Specifically, it allows for a broadening of the positive list scheme, through which work permits are granted to people with qualifications in desired professions.

READ ALSO: Denmark cuts back on 'positive list' of jobs eligible for work permits

Government calculations estimate a likely shortage of 15,000 workers in the social care sector by 2035.

A quota set by the agreement will allow 1,000 of these to be filled by foreign staff by giving them access to work permits through the positive list.

“The labour shortage is by far the biggest problem for our health system and elderly care, so it makes no sense for us to get in the way of skilled foreign healthcare professionals who want to work in Denmark,” health minister Sophie Løhde said in the government statement.


Minister for Immigration and Integration Kaare Dybvad Bek added that “we need more labour in our health sector.”

“I am therefore pleased that we are now expanding the positive list so that up to 1,000 social and healthcare workers can obtain residence and work permits,” he said.

READ ALSO: Denmark to speed up authorisation process for foreign medics

The minister was quoted by broadcaster DR as saying the agreement is “an important step towards solving our recruitment challenges”.

Bek’s party, governing Social Democrats, have previously been sceptical about attracting more foreign labour to Denmark.

The immigration minister said he does not believe that the agreement represents a relaxation of immigration policy.
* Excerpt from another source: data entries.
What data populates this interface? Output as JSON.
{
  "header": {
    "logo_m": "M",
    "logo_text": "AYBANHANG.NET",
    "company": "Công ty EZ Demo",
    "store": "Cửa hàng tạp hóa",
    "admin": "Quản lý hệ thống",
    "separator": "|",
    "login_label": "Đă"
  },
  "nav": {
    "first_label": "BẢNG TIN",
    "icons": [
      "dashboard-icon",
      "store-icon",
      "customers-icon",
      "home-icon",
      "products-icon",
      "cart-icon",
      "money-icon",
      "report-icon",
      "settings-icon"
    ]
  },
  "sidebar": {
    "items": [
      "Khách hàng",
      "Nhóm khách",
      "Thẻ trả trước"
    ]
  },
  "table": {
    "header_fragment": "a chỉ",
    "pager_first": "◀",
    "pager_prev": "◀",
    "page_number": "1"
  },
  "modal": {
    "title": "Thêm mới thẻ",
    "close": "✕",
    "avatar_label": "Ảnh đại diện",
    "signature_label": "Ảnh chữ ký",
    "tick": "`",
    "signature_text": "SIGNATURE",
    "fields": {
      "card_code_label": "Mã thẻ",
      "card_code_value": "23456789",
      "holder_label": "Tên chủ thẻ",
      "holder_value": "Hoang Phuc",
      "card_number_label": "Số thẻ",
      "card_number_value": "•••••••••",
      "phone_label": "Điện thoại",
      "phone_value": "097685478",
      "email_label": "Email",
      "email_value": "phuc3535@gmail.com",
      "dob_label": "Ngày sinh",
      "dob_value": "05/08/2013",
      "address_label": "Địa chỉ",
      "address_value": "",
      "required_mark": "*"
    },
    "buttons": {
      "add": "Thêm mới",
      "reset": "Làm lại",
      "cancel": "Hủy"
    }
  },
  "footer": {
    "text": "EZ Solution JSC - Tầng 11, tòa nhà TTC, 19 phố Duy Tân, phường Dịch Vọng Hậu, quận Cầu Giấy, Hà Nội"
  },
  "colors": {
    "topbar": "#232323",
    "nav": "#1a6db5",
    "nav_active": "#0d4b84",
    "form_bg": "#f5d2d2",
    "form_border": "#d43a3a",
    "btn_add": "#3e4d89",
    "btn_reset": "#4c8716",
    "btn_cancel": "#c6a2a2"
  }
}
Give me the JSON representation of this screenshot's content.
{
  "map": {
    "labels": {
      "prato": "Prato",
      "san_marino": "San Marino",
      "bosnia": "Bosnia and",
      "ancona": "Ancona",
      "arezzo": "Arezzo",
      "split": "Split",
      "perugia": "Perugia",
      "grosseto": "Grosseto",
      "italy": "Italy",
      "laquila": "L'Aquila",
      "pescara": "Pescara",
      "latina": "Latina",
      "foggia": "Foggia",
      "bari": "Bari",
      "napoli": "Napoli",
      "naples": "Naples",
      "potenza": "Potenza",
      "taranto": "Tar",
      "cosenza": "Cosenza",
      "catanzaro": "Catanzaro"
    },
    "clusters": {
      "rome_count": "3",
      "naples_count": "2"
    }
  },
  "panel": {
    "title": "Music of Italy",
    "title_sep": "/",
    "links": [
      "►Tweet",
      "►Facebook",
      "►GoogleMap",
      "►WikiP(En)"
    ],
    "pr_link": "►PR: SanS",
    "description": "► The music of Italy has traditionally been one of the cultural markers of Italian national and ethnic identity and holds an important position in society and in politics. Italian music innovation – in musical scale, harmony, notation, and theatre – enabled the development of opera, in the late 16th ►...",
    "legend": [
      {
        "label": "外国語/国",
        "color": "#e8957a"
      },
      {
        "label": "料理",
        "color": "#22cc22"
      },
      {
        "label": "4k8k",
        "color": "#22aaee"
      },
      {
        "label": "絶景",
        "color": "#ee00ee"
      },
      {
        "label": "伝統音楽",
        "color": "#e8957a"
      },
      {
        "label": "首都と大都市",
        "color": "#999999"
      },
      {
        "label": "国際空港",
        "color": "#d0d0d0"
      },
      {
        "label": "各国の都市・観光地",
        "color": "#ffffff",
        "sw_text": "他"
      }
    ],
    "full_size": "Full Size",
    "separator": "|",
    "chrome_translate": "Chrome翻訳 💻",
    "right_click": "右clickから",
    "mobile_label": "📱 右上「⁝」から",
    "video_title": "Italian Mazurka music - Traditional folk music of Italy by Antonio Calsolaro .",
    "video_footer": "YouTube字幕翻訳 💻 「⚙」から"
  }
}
“It is important that we separate immigration policy from foreign labour. We give tens of thousands of residence permits to workers every year and I don't consider these things to belong together,” he told DR.

The agreement may only be the first of a number of ways Denmark attempts to tackle its labour shortage in the sector with foreign labour.

Earlier this month, the government said it was in talks with India and the Philippines over a potential deal to bring in social carers from those countries.